Lady of Burlesque

Iris Adrian and Barbara Stanwyck in Lady of Burlesque

William Wellman's Lady of Burlesque is an occasionally winning musical comedy mystery that has musical bright spots, passable comedy, and uninteresting mystery elements. The film is a cleaned up adaptation of Gypsy Rose Lee's mystery novel, The G-String Murders which was successful enough to inspire a follow-up, Mother Finds a Body. The film occurs almost entirely backstage at a burlesque house where the girls show all that was acceptable under the Production Code. The production numbers are fun, especially Stanwyck warbling "Take It Off the E String, Play It On the G String" and James Gunn's screenplay captures the book's snappy dialogue.

What neither Gunn nor Wellman can transcend is the book's half-assed murder mystery. Every time a body is found, the police gather the many suspects in a dressing room, laboriously questioning them, and the film comes to a grinding halt.
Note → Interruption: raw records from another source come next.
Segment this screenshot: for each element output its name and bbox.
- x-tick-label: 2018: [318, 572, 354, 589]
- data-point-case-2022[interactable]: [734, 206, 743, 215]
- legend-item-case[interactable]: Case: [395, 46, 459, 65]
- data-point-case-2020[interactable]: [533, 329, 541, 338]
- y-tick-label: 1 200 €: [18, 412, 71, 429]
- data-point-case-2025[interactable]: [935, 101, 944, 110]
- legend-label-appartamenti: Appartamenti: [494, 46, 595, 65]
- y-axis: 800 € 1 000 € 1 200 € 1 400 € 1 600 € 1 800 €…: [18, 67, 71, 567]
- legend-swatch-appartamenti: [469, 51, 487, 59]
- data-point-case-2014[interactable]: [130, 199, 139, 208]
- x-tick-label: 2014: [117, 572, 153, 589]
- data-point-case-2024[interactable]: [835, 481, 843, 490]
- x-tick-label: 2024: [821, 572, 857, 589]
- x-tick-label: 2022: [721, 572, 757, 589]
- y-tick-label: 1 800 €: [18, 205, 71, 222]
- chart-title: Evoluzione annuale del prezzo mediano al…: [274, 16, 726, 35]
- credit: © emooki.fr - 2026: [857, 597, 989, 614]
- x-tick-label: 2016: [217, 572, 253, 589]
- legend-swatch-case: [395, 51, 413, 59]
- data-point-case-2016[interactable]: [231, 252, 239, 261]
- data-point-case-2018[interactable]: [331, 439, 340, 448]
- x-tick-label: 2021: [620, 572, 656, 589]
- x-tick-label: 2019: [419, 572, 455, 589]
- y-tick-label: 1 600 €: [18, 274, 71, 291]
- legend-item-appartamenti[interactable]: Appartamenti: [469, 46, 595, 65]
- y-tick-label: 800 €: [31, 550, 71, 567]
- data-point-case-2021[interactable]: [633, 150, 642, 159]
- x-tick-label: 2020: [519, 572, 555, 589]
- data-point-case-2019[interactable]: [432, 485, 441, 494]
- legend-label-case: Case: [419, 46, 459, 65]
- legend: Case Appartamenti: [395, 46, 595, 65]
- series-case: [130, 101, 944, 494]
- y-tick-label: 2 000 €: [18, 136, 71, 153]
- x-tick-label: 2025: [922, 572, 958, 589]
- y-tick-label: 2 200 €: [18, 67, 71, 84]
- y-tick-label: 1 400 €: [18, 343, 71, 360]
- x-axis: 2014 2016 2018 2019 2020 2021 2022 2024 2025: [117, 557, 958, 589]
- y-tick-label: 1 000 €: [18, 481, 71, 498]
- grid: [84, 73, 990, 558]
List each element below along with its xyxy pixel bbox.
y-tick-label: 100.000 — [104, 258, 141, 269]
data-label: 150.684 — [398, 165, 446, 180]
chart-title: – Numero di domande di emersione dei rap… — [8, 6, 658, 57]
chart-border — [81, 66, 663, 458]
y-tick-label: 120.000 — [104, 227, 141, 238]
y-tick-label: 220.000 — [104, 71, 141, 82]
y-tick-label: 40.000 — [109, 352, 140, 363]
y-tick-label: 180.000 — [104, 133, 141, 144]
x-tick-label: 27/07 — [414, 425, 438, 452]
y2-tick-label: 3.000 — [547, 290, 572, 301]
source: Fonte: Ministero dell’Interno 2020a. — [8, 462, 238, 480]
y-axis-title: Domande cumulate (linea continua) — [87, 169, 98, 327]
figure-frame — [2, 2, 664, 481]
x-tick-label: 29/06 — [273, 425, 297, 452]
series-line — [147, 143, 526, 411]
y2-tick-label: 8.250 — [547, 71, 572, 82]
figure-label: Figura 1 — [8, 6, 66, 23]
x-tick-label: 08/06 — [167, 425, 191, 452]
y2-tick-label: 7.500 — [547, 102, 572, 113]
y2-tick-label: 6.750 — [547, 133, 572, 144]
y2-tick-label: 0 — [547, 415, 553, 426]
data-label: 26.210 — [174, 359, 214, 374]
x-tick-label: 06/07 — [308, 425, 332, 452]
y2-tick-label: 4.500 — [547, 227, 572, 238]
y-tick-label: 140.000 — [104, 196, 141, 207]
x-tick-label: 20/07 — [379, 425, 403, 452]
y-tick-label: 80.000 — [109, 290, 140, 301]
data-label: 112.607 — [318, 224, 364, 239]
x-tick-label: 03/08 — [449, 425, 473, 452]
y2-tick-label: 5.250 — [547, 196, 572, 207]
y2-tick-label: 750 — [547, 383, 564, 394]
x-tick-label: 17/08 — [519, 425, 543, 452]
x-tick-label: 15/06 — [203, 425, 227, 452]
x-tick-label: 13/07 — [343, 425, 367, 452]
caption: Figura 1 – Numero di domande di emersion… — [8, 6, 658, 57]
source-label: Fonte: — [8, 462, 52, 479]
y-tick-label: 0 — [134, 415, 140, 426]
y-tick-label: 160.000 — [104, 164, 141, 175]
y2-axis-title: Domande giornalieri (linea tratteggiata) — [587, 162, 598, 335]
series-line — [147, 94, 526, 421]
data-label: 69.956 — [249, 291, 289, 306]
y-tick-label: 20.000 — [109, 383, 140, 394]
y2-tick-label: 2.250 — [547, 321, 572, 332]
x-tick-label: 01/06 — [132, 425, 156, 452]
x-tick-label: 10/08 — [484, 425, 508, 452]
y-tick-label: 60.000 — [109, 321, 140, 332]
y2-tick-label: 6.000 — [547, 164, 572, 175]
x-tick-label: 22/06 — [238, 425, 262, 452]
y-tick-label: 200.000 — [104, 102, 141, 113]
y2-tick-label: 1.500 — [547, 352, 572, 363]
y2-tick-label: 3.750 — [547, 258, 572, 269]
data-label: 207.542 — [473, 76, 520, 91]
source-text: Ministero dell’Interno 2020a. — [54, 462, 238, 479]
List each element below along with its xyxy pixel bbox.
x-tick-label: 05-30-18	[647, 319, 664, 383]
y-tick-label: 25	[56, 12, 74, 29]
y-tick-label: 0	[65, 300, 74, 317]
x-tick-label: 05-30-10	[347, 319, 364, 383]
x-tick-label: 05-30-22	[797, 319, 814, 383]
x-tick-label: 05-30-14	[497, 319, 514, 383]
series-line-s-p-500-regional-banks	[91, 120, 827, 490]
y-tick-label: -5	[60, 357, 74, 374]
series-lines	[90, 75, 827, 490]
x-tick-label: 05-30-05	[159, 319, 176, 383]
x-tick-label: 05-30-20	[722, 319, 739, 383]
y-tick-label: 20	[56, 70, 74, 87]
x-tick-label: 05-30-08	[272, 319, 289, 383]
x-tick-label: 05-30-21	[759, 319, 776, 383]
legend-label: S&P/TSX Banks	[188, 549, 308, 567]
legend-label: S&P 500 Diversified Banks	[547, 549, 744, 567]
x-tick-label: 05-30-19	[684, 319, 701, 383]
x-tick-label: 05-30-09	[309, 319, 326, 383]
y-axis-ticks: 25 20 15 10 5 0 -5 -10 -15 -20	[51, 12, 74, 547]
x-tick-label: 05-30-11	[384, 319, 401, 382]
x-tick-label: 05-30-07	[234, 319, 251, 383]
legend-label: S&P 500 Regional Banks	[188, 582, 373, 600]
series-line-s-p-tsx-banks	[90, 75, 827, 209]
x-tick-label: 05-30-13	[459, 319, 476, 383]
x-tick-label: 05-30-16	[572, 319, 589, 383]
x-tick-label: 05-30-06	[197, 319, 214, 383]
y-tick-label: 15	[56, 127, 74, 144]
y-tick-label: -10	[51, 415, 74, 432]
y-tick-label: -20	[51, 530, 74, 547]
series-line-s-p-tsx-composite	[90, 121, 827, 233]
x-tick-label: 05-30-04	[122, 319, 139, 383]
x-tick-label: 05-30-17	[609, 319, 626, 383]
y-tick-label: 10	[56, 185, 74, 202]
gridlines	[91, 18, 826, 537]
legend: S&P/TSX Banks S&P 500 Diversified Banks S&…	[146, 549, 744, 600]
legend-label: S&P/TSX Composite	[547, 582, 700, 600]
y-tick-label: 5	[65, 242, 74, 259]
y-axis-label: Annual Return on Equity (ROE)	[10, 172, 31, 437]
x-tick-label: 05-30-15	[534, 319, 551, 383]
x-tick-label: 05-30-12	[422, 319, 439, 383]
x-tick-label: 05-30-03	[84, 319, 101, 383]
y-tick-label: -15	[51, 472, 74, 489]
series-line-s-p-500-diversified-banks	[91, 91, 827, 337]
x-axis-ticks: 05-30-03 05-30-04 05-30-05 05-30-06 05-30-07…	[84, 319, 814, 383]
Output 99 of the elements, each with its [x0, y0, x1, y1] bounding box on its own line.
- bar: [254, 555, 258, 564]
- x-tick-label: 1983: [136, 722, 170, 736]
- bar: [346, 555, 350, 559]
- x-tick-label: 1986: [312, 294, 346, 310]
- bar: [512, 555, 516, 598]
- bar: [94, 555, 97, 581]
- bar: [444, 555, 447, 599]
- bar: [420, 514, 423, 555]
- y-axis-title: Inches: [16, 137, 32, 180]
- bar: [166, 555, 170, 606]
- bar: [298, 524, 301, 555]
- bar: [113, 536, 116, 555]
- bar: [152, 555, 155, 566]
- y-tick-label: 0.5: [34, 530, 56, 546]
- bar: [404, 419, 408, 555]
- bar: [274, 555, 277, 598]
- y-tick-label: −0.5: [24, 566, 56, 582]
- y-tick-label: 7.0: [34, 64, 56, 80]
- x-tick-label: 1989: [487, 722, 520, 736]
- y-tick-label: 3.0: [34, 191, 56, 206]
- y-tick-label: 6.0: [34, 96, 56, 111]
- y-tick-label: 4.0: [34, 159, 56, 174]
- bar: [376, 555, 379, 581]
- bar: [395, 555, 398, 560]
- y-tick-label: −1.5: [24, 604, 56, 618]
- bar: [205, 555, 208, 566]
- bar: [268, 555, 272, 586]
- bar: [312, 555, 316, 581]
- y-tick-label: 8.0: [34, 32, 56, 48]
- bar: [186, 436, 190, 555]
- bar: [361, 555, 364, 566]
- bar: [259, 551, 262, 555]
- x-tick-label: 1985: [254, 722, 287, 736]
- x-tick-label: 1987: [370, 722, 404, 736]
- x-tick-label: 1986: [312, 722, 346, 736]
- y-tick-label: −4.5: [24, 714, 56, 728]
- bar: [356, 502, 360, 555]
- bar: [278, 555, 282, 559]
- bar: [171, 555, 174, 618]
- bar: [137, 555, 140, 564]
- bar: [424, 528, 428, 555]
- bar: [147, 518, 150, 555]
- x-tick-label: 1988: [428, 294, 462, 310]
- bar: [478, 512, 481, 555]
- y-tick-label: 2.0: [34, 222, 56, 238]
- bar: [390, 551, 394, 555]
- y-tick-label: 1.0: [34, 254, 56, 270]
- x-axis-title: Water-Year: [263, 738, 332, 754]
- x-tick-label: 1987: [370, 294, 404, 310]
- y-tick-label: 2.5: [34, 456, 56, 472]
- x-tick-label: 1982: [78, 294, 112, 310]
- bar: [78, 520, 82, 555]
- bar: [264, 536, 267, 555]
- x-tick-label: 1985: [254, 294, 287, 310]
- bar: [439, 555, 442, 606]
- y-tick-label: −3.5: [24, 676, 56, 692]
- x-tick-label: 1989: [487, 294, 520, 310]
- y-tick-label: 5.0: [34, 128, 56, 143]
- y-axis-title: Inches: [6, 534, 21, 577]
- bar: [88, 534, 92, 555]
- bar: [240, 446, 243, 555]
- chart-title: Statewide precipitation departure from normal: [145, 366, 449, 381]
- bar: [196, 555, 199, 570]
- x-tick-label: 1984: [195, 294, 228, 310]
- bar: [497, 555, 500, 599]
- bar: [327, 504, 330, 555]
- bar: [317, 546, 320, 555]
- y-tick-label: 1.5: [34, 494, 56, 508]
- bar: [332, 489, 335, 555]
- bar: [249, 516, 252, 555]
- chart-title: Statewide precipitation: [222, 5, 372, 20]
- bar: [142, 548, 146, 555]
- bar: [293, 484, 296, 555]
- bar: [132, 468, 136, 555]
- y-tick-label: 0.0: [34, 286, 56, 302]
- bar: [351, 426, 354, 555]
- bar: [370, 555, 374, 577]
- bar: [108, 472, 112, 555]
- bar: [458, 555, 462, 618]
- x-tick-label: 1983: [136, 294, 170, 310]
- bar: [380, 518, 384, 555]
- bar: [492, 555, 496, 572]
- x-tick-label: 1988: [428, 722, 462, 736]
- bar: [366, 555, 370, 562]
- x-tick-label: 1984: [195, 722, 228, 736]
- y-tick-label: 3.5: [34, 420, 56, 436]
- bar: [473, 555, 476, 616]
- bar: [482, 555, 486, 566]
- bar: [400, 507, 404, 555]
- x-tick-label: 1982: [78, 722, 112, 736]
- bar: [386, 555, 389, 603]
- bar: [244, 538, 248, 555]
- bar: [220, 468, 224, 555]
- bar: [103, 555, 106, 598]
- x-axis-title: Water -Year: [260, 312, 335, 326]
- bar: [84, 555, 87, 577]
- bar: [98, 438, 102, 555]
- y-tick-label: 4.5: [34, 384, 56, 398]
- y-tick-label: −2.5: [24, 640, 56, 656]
Since this was a two week quickie for RKO, I doubt Wellman had any compunction to jazz up the proceedings. He does have a feel for the rat a tat tat backstage patter and provides Ms. Stanwyck a nifty entrance. RKO must have been banking on the leggy appeal of Ms. Stanwyck to repeat the success of 1941's Ball of Fire whose Sugarpuss O'Shea is a twin of Lady of Burlesque's Dixie Daisy. The cheesecake of the film's chorines and Ms. Stanwyck's moxie did indeed insure a windfall for RKO.

The G-String Murders has autobiographical elements that jibed with Ms. Stanwyck's own career. Ms. Lee drew upon her reminisces of a former lover to conjure Dixie's romantic interest, Biff Brannigan. Stanwyck had got her start in the speakeasies and vaudeville theaters of New York, at 16. Her first marriage was to vaudeville comedian Frank Fay. So, Stanwyck didn't have to act, just be. Since she was the Hollywood actress of her era, her performance is a marvel of remembered technique and rueful nostalgia. She is the cynosure of the film and reason enough to see it. The comic in Lady of Burlesque is played by Michael O' Shea who also started as a vaudevillian and was coming off a stage success in The Eve of St. Mark. O'Shea is very good in the vaudeville skits, but somehow lacked cinematic sparkle dust. He had a fitful Hollywood career, but did marry Virginia Mayo.

Lady of Burlesque is not quite a good film, but has its moments. I find it more spritely than Wellman's prestige film of 1943, The Ox Bow Incident, one of the moldier of Hollywood's old chestnuts. Someone could make a good film or mini-series out of the real story of Gypsy Rose Lee and, no, the musical or film of Gypsy doesn't count.